The first time I actually met Robby Russo and introduced myself, his response was, “So you are that shitty reporter writing all that shit about us!” We later came to terms and he shared the results of his own “internal affairs” investigation with his own DUI data. This data didn’t correspond with the data we received from a GRAMA request we conducted with Holladay Court. We last reported on this story 14 months ago, so why should we bring it up again?
We adhere to and believe what Benjamin Franklin had to say about free speech in 1784, that “A society only maintains its freedom when there is free speech, and any deterrent to free speech is a deterrent to freedom.”
We live in a freedom-loving country. Long live our rights to speak out and not be silenced. And hopefully, long live the media that is not afraid to report the truth and those courageous individuals who speak out for truth and justice, like Lani Roberts, Kyle 2K, Janalee Tobias, Jim Stojack, and Beau Babka—who all spoke out against this injustice for years despite the personal and political harm it caused them.
Even after Jim Stojack had collected over 2,000 signatures from residents who were speaking out against the “CHPD’s heavy-handed treatment,” the Canyon Inn closed for good in October 2015.

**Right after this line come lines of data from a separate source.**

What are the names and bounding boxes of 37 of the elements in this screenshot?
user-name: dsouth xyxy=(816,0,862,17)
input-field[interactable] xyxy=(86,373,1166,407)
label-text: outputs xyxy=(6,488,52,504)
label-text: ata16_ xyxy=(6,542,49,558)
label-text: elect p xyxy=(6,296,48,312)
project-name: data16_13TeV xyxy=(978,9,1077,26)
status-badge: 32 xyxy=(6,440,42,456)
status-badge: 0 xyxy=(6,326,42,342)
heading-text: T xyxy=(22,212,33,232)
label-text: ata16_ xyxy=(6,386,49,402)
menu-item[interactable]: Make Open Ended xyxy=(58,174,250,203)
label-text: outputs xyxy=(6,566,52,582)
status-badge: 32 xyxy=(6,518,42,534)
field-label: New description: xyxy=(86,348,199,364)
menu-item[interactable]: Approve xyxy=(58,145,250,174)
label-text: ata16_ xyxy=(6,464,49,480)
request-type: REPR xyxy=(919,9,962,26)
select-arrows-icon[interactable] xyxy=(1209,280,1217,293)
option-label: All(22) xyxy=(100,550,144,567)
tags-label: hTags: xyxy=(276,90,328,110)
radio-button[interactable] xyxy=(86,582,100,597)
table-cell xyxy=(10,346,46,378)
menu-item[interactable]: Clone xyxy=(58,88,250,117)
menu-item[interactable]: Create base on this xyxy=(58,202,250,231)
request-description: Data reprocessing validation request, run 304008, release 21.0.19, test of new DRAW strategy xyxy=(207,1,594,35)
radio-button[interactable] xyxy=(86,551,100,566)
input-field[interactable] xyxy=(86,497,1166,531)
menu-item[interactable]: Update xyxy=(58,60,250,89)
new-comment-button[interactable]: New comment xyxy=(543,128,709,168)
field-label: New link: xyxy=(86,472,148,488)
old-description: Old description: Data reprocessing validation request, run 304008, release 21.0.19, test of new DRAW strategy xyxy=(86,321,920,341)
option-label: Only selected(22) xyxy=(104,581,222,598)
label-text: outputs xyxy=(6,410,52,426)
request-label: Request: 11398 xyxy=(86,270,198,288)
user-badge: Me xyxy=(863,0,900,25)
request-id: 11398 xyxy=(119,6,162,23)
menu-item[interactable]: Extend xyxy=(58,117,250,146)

I have heard from several people that this story has been repeated numerous times across the United States because local municipal police departments are maintained with little to no actual oversight in our judicial system. This needs to change. The power of the developosauruses needs to be held in check.
Utah Stories is very grateful to all the men and women in blue who courageously work for our public safety as police officers. We know that the majority of police officers are honorable public servants who deserve our respect and gratitude.